My whole life I knew I was meant to write stories. With everything in me since I wrote my first little book in first grade that my teacher was so impressed with. I knew that this is what I wanted to do with my life. I have never felt so passionately about something. Ever. So confident as well. I know I was put on this earth to write.
So I do.
And I feel like it doesn’t get anywhere, therefore, I grow fraustrated and decided to submit to societal norms like college and student loans. And I sit here shaking my head because I want so bad the college experience… but do I want college?
I would love to be a fashion journalist, and that’s what I would be going to college for. And boy, do I think I would be a great one. But does it out way my want of being a successful author… I don’t think so.
But maybe some people have these pipe dreams, these dreams that they know were meant for them… but it just doesn’t happen. Or it happens to them later in life, I don’t know. All I know is that I’m restless. Absolutely restless.
I see people younger then me living their best lives, and getting apartments, and I envy that! Of course I do. Because I want it so bad and I beat myself up over it so bad that it feels like it’s killing me. I feel like an acrobat who keeps reaching for a rope over and over again and can never get it.
I want my independence so bad I could taste it and I cry myself asleep more often then not because I’m in a constant state of falling behind since I was young.
How am I supposed to know the path of college is the right path?
I don’t know if I want college or I just want to move on in life and see college as a way out, the next step.
I feel like a failure the longer I stay at the job I’m at and not get a college education or become successful because of what the media feeds us. Our generation is constantly fed multi millionaires at twenty-five on social media and we’re tricked into thinking that’s normal! That’s what we have to look up to.
I told my therapist I felt like I was staring at three paths and I was scared to go down any of them because I don’t know which one would lead to success, and that’s where the idea for this article came from.
I know I was put here on this earth to write. What, I don’t know.

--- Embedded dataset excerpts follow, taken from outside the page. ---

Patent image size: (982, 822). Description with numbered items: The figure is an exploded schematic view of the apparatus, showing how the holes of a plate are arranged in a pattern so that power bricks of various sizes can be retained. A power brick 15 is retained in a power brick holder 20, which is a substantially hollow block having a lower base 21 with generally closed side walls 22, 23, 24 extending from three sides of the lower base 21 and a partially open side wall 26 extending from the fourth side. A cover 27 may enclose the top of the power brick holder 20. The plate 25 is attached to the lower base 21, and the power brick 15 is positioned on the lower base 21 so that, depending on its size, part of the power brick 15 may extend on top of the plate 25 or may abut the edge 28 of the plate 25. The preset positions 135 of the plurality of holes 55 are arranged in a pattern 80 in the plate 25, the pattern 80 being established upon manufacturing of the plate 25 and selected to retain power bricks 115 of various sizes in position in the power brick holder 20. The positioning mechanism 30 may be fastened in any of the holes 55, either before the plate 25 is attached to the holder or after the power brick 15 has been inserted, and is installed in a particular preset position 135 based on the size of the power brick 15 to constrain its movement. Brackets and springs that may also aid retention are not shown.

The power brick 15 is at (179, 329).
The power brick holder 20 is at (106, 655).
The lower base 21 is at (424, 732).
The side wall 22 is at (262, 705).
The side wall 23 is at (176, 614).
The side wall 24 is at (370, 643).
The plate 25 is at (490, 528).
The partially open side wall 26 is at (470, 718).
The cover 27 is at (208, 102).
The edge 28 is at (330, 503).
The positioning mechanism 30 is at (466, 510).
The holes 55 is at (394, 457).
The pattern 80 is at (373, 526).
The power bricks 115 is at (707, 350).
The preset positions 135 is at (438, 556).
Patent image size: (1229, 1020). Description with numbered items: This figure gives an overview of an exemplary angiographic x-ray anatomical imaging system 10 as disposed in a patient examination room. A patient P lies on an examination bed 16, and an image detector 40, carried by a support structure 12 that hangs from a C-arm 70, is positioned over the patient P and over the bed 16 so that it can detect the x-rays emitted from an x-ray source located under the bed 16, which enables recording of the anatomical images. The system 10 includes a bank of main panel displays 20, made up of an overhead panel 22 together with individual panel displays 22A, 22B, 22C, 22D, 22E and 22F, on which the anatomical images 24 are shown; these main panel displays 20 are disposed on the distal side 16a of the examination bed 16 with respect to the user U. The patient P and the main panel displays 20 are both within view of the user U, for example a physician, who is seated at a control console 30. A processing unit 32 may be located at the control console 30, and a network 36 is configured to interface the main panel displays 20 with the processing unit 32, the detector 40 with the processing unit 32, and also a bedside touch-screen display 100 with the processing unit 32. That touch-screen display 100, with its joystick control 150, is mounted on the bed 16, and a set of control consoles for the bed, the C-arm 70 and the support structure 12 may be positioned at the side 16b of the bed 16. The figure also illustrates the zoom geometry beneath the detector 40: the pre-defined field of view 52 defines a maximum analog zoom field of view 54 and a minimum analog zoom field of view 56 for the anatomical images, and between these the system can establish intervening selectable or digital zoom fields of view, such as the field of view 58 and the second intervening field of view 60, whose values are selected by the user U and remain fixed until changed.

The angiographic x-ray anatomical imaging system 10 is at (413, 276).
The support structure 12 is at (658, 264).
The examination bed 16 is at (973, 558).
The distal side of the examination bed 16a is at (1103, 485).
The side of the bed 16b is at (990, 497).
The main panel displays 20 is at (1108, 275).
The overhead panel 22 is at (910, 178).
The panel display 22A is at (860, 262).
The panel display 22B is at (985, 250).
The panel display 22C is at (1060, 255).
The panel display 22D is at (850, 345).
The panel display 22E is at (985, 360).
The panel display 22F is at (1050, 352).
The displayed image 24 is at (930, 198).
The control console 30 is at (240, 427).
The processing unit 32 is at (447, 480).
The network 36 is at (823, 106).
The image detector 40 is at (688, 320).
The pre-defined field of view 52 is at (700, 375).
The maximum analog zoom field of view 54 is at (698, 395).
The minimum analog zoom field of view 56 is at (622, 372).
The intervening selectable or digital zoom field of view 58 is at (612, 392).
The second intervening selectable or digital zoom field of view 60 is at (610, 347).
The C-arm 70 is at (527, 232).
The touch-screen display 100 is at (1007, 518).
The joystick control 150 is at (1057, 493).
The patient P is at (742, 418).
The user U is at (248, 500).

I’m having a hard time losing my dice, maybe a harder time then others. And maybe that’s my problem. We’re thrown into a society set up to fail us and if you think too hard about the decision you make, you’re bound to find flaws in it. Because there are flaws in everything.
Wether it’s living with our parents until you’re thirty, being thousands of dollars in debt from student loans, or going to the college you didn’t want, but could afford. It seems like the system was made to fail us.
Maybe it’s just me, maybe I think too much into it. But I sit here everyday and write and write and write but am told by others I don’t work hard because I’m not studying for a test like a student in college would. Working hard for whom? Me or you?
Do I want to be an Uber successful author with no college debt, or bound to a college for four years with tons of debt and a piece of paper that says I graduated. Maybe I’d be able to move out sooner, maybe I’d actually make some friends, maybe I’d get the taste of the life I so desperately want.
Or maybe I’m just thinking too much into it.